Prolonged Laboratory Maintenance of Toxoplasma gondii Tachyzoites in Co-cultivation with the Bovine Theileria annulata-Infected Lymphoblastoids

Abstract

Background and Aims: In most of the studies, Toxoplasma gondii is maintained in laboratory mice or studied in vitro using non-lymphoid cell lines or primary mouse macrophages. The target of our research was to design a new axenic culture of Toxoplasma gondii tachyzoites to providing a sufficient quantity of them.

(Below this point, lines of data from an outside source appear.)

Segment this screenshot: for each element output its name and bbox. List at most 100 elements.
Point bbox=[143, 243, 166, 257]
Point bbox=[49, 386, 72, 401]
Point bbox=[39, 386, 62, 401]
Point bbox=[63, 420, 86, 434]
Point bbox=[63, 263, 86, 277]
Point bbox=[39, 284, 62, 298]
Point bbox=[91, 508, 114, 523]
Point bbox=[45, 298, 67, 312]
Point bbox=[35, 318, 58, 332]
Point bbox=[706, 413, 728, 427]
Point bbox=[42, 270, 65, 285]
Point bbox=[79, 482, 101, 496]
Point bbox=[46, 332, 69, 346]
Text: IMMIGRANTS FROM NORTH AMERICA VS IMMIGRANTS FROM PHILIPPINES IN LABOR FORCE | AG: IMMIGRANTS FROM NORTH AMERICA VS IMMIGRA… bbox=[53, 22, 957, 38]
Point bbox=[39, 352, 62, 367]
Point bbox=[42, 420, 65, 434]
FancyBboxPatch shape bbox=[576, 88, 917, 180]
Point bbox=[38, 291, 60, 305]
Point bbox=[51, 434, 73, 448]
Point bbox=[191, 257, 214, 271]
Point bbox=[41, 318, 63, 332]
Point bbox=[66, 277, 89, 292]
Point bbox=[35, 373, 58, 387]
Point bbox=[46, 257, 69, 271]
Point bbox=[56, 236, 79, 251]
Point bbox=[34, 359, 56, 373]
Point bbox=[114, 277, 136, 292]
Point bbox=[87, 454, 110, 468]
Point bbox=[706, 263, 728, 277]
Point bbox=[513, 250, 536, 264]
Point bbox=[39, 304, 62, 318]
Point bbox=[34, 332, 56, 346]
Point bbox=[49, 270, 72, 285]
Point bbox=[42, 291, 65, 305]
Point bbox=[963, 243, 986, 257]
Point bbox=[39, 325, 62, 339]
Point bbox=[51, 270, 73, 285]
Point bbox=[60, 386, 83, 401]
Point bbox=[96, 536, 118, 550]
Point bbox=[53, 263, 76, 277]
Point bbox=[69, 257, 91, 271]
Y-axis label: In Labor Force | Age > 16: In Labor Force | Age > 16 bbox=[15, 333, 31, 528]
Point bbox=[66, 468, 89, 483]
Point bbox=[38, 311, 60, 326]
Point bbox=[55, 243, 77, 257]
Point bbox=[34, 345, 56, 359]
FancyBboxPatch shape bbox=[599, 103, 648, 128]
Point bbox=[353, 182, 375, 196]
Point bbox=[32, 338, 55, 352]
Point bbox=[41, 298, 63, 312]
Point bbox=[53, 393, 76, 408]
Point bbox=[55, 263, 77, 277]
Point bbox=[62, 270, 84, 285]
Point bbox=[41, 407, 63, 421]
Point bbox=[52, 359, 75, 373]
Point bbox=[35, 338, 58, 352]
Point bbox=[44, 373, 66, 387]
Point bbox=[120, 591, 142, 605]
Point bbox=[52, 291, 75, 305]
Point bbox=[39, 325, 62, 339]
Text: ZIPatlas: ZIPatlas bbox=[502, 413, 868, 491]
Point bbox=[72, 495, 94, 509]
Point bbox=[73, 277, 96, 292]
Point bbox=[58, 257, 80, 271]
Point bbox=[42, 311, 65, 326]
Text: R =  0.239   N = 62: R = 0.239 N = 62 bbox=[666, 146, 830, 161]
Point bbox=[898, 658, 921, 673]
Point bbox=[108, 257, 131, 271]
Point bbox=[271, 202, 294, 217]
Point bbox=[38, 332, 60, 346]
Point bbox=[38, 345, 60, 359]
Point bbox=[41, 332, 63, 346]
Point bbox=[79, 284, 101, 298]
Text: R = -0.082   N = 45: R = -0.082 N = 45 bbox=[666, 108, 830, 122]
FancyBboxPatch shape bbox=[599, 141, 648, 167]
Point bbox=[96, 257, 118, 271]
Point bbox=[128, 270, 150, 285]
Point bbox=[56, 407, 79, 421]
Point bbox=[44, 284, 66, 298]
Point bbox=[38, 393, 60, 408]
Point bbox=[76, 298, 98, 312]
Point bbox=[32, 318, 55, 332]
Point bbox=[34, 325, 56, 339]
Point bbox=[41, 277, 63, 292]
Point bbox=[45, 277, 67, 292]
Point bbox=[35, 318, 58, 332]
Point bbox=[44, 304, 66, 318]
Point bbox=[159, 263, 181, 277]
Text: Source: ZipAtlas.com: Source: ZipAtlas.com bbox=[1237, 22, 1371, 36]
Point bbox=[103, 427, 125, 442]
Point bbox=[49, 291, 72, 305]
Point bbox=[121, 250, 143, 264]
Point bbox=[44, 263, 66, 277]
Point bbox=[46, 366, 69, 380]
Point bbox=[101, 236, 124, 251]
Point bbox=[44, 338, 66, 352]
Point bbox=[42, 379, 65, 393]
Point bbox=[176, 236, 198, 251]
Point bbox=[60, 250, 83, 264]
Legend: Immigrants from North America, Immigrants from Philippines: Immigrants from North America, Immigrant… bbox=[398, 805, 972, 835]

Material and Methods: Theileria annulata-infected lymphoblastoids, which had been maintained up to 260 sub-cultures to attenuate the Theileria annulata, were evaluated for their suitability to the cultivation of Toxoplasma gondii tachyzoites. This cultivation process was carried out continuously for up to 10 passages, and after each 5 sub-culture, 0.1 ml of culture suspension (1×106 tachyzoites) was inoculated to each BALB/c mouse.

Results: It was observed that the tachyzoites have attacked the lymphoblastoids, multiplied inside them, and many fresh tachyzoites with typical shape and gliding movement were present in the culture suspension. In all processes of cultivation, the pathogenesis of parasites remained stable, and they were able to proliferate in mice and eventually lead to the death of the animals.

Conclusions: We describe here a new protocol for prolonged maintenance of tachyzoites of Toxoplasma gondii, which is more efficient (both in terms of yield and cost (it does not need fetal calf serum)) than other traditional methods for maintenance of the parasite.